“SEN LİKYA KRALİÇESİSİN”
[Bu yazının bir kısmı İzafi Dergisi’nin Nisan-Mayıs 2012 tarihli 5. sayısında; tam versiyonu ise 11 Temmuz 2012 tarihli Şalom gazetesinde yayınlanmıştır.]
Usta çevirmen ve yazar Sezer Duru’nun, İsrâilli şâir İsrael Bar Kohav’la mektuplaşmaları , “Likya’ya Mektuplar” adıyla yayımlandı (Everest Yayınları, Haziran 2011).
[Bu yazının bir kısmı İzafi Dergisi’nin Nisan-Mayıs 2012 tarihli 5. sayısında; tam versiyonu ise 11 Temmuz 2012 tarihli Şalom gazetesinde yayınlanmıştır.]
Usta çevirmen ve yazar Sezer Duru’nun, İsrâilli şâir İsrael Bar Kohav’la mektuplaşmaları , “Likya’ya Mektuplar” adıyla yayımlandı (Everest Yayınları, Haziran 2011).
Önce,
Sezer Duru hakkında kısa bir ansiklopedik bilgi: 1962'de Avusturya
Lisesi'ni bitirdi. İstanbul Üniversitesi Edebiyat Fakültesi Sosyoloji
bölümünden mezun oldu. Yazar Orhan Duru'yla evlendi. Ankara Üniversitesi
Dil ve Tarih Coğrafya Fakültesi Alman Dili ve Edebiyatı bölümünü
bitirmesinin ardından Latince, Yunan ve
Roma Edebiyatı bölümlerinde okudu. İstanbul'da Goethe Enstitüsü'nde çalıştı.

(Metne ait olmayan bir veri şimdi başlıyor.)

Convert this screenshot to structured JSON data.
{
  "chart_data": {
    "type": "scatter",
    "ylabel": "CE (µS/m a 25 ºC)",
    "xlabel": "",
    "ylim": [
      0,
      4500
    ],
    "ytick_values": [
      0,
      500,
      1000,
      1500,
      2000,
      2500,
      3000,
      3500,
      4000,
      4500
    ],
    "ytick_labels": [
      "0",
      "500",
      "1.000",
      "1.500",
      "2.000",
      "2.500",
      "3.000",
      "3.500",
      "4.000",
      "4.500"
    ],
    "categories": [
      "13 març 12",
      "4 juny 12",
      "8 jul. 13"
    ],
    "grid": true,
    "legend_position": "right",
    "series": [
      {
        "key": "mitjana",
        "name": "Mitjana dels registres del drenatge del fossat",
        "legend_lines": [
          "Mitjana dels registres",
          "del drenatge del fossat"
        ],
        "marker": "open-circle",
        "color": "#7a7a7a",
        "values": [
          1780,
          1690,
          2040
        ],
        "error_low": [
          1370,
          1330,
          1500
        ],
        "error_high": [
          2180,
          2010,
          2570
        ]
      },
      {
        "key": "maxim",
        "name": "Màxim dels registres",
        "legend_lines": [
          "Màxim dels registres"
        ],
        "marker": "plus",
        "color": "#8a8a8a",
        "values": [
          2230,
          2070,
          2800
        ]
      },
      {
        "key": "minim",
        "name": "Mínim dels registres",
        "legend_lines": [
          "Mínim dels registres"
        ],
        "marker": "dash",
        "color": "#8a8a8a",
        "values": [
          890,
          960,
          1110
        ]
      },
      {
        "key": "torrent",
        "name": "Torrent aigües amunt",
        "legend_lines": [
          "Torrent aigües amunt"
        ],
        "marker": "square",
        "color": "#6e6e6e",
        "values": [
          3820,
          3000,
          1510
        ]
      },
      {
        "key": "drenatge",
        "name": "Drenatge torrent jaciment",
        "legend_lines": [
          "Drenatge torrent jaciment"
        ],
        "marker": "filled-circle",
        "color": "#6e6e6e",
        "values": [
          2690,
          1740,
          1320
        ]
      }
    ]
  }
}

Türk yazar ve ozanların eserlerini Akzente ve Orte gibi dergilerde yayımlanmak
üzere Almanca'ya
çevirdi. ZDF ve ARD gibi Alman TV kanallarında 25 yıl boyunca muhabirlik yaptı.
Max Frisch,
Heinrich
Böll, Siegfried Lenz, Jerzy Stefan Stawinkley,
Hans Magnus Enzensberger, Bertolt
Brecht, Thomas Bernhard, Gustav Meyrink eserlerini
Almanca'dan Türkçe'ye; Ferit Edgü, Demir
Özlü ve Başar Sabuncu ise eserlerini Türkçe'den Almanca'ya
çevirdiği yazarlar arasındadır. Ayrıca Orhan Duru'yla birlikte yazar Oğuz Halûk Alplaçin'in
(Hayalet Oğuz) hayatı üzerine O Pera’daki Hayalet kitabını hazırladı.
Sezer
Duru, deyiş yerindeyse, üç tarafı denizlerle çevrili bir ‘edebiyat adası’dır:
Kardeşi Tezer Özlü, ağabeyi Demir Özlü ve eşi Orhan Duru, bilindiği gibi,
edebiyatımızın önemli isimlerindendirler. Kuşkusuz, Sezer Duru da öyle… [Sezer
Hanım, Birgün gazetesinden Saliha Yadigar’a, 29 Eylül 2007 yılında verdiği
röportajda, esprili bir dille değinir bu hususa: “Ben nihayet yazar değilim, çevirmenim ama
gizli bir yazarım belki. Çünkü benim çeviriye geçmem... Bu kadar yazar
çevresinin içinde büyüdüm. Kardeş yazar, koca yazar, kız kardeş yazar... Şimdi
ben ne yapayım dedim. Bunların altında ezilir insan. Ben bari çevirmen olayım.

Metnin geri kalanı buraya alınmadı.